Commenting on the current state of the Bahrain economy and property sector, Harry Goodson-Wickes, Head of Northern Gulf at Savills said: “Over the past few years, the Kingdom of Bahrain has adopted a series of positive reforms to diversify its economy and empower the private sector. Under the broader economic reforms, the government also launched the National Planning Development Strategy 2030 and established the Real Estate Regulatory Authority (RERA) to help the nation in achieving an integrated approach towards urban development, increase transparency, and promote investments while protecting the rights of consumers. However, government revenues have not kept pace with the overall diversification strategy and in addition to that, the onset of Covid-19 has undone a lot of progress made under the Fiscal Balance Programme (FBP).”
GLOBAL PANDEMIC EFFECT ON THE KINGDOM
The COVID-19 pandemic has severely disrupted the economic landscape in Bahrain. The country was already under significant economic pressure as persistent large fiscal deficits have raised public debt from 42% of GDP in 2013 to close to 79% in 2019. With the onset of the pandemic straining government finances and a drop in oil prices, the fiscal position continues to remain precarious.
Savills expect fiscal consolidation measures under the Fiscal Balance Program (FBP) to lower the deficit in the coming years with initiatives such as the introduction of VAT, and with USD 10 Bn in financing from other GCC countries also helping the improvement.
RESIDENTIAL MARKET KEY TAKEAWAYS
The past few years have seen a readjustment of living patterns following an increase in energy costs which resulted in a shift from larger to smaller units. This is largely limited to the villa segment and even more so for those rented on an exclusive basis (utility costs not included). Additionally, the occupier movement has been observed given the increase in supply by approximately 3,500 apartment units in a short period of time. This is set to be further intensified with a supply of 4,322 units over the next four years when projects such as Golden Gate Towers, Oryx Bahrain Bay, Paramount Tower, Harbour Row, and Amwaj Gateway are handed over.

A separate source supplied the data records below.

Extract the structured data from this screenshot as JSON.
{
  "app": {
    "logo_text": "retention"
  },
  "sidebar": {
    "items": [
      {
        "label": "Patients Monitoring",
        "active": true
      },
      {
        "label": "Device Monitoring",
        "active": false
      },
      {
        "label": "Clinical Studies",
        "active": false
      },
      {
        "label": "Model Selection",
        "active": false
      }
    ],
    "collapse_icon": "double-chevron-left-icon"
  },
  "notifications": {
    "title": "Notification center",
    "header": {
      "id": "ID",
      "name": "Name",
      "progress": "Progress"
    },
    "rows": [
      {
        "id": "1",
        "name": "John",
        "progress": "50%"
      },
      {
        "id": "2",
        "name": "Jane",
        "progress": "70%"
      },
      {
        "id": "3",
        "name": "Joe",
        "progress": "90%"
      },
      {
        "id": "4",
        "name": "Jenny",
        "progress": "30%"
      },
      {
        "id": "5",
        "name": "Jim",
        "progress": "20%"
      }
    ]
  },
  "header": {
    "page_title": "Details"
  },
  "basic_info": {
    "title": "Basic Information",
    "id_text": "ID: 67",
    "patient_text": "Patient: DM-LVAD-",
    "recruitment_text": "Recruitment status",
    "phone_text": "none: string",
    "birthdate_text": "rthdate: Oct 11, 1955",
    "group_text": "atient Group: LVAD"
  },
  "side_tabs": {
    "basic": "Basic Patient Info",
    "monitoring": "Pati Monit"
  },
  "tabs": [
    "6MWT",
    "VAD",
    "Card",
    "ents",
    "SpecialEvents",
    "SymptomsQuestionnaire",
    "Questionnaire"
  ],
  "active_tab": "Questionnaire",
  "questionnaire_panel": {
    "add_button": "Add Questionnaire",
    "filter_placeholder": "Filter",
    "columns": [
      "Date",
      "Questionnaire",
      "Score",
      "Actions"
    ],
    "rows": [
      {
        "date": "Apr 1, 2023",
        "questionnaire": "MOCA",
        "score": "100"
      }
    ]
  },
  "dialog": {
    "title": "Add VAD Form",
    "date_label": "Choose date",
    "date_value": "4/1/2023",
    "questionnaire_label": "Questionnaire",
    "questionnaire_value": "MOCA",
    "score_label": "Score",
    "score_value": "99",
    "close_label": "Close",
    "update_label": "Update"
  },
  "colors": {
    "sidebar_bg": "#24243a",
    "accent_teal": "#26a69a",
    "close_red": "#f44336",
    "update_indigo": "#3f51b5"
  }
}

OFFICE MARKET KEY TAKEAWAYS
Despite an oversupply that has stretched for several years, a number of newer developments have come online over the past couple of years such as United Tower and the AXA Building. Consequently, occupancy and rental rates have been under pressure.
According to Swapnil Pillai, Associate Director Research Middle East at Savills, “Occupiers are expected to analyze their office requirements with a strong probability of downsizing as more flexible working conditions are offered to employees. These trends were seen emerging globally with companies such as Twitter and Fujitsu allowing staff to work from home or the office dependent on their convenience.”
RETAIL KEY TAKEAWAYS
While the increase in online shopping has not reached the level of market penetration as other mature markets, it is still having a large impact on the Bahrain retail market. Over the past year, Savills has noted considerable increases in vacancy rates in prime assets that have enjoyed extended periods of full occupancy such as City Centre Bahrain which now has a reduced occupancy.